Clearly, the Madonna was sending a message of solidarity with the poor and social equality, first by insisting that her sanctuary be free of gold and precious stones and secondly by binding together in brotherly love a nobleman and a peasant. Hence her title 'Mary of the Poor'.
The 2001 brochure of the sanctuary recounts that once the apparition had disappeared, the two men witnessed not only two (as the other version has it) but scores of angels and saints crowning the enthroned dark Madonna statue. And so the statue remained as the physical presence of the Queen of Heaven. She was crowned "not by a cardinal, bishop or pope as is usual," says the church brochure, but by Heaven itself. (This is a recurring theme in Black Madonna legends. See e.g. Einsiedeln, Switzerland and Le-Puy, France. Feminists love it when the Madonna proves herself independent of patriarchal structures.)

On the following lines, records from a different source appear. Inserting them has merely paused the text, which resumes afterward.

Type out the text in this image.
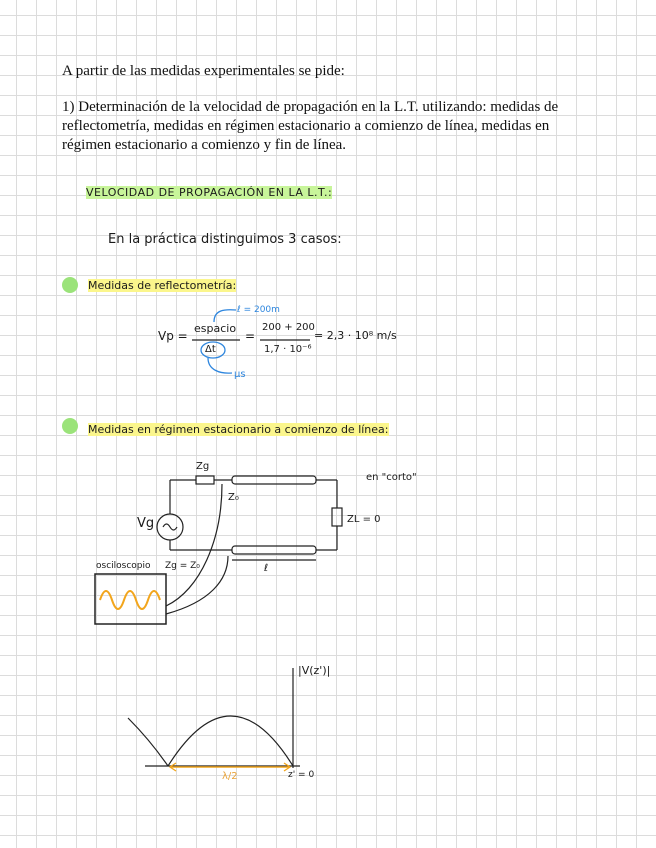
A partir de las medidas experimentales se pide:
1) Determinación de la velocidad de propagación en la L.T. utilizando: medidas de reflectometría, medidas en régimen estacionario a comienzo de línea, medidas en régimen estacionario a comienzo y fin de línea.
VELOCIDAD DE PROPAGACIÓN EN LA L.T.:
En la práctica distinguimos 3 casos:
Medidas de reflectometría:
Vp =
espacio
Δt
=
200 + 200
1,7 · 10⁻⁶
= 2,3 · 10⁸ m/s
ℓ = 200m
μs
Medidas en régimen estacionario a comienzo de línea:
Zg
Z₀
Vg	ZL = 0
en "corto"
osciloscopio Zg = Z₀	ℓ
|V(z')|
λ/2	z' = 0
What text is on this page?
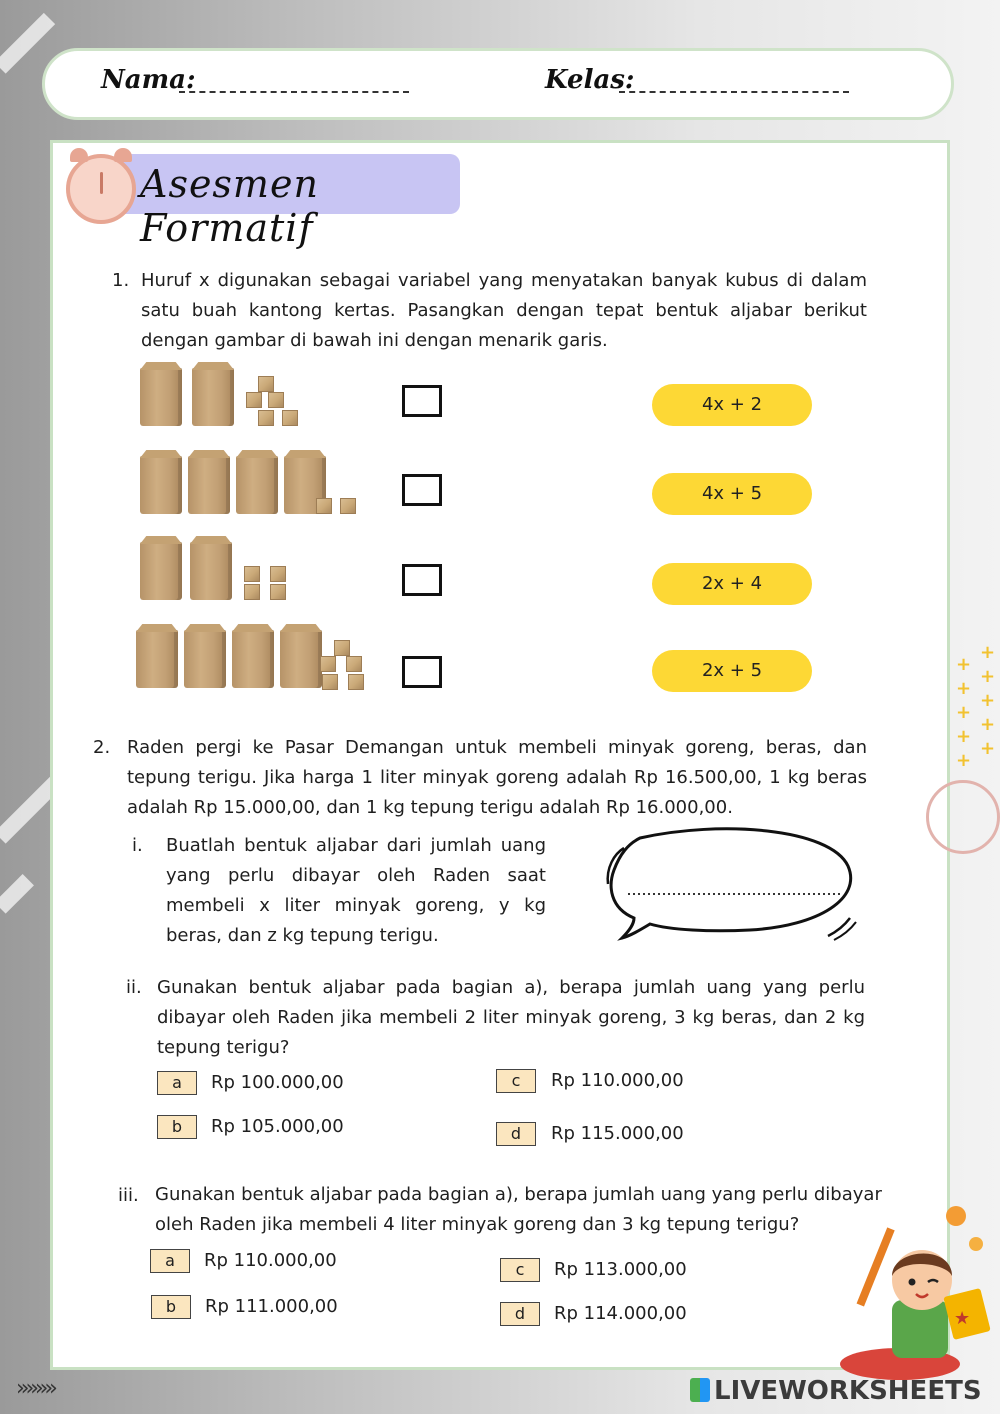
Nama:	Kelas:
Asesmen Formatif
1. Huruf x digunakan sebagai variabel yang menyatakan banyak kubus di dalam satu buah kantong kertas. Pasangkan dengan tepat bentuk aljabar berikut dengan gambar di bawah ini dengan menarik garis.
4x + 2
4x + 5
2x + 4
2x + 5
2. Raden pergi ke Pasar Demangan untuk membeli minyak goreng, beras, dan tepung terigu. Jika harga 1 liter minyak goreng adalah Rp 16.500,00, 1 kg beras adalah Rp 15.000,00, dan 1 kg tepung terigu adalah Rp 16.000,00.
i. Buatlah bentuk aljabar dari jumlah uang yang perlu dibayar oleh Raden saat membeli x liter minyak goreng, y kg beras, dan z kg tepung terigu.
ii. Gunakan bentuk aljabar pada bagian a), berapa jumlah uang yang perlu dibayar oleh Raden jika membeli 2 liter minyak goreng, 3 kg beras, dan 2 kg tepung terigu?
a	Rp 100.000,00
b	Rp 105.000,00
c	Rp 110.000,00
d	Rp 115.000,00
iii. Gunakan bentuk aljabar pada bagian a), berapa jumlah uang yang perlu dibayar oleh Raden jika membeli 4 liter minyak goreng dan 3 kg tepung terigu?
a	Rp 110.000,00
b	Rp 111.000,00
c	Rp 113.000,00
d	Rp 114.000,00
+
+
+
+
+
+
+
+
+
+
★
»»»»	LIVEWORKSHEETS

News of the miraculous event spread like wildfire and the faithful came by the thousands from all around to see, to honor, and to pray to their Heavenly Mother. Now the miracles in the woods of the Crowned Madonna began to flow, as she had promised. The peasant had made a makeshift oil lamp from a copper pot (la caldarella, literally 'cauldron') and had hung it on the tree as an offering of light to the Virgin. The Mother of God sanctified this oil. It did not run out for many years even though countless pilgrims anointed themselves with it and obtained physical and spiritual healings. To this day pilgrims bring oil for the Madonna to bless in her cauldron.
Soon a church was built in the place of the apparition at the oak tree which held the statue of Mary among its dense branches. To this day one last piece of the sacred wood (sacra legna) remains in the crypt under the altar.(*3)
The ceaseless rush of the faithful called for someone to take custody and care of the chapel. At first, some hermits volunteered to fill the role. Later the monks of the order of St. Basil moved in and built up the premises in order to accommodate the monks and pilgrims. Unfortunately, for political reasons, the monks were forced to abandon the place in 1140. It was left without care and custody until another religious community was found, who settled there and again expanded the Church and the monastery. This community then merged with the Cistercian order, which took as good care of the sanctuary as it could but didn't have anywhere near enough money to spend on it, especially after a terrible earthquake devastated the area in the 18th century.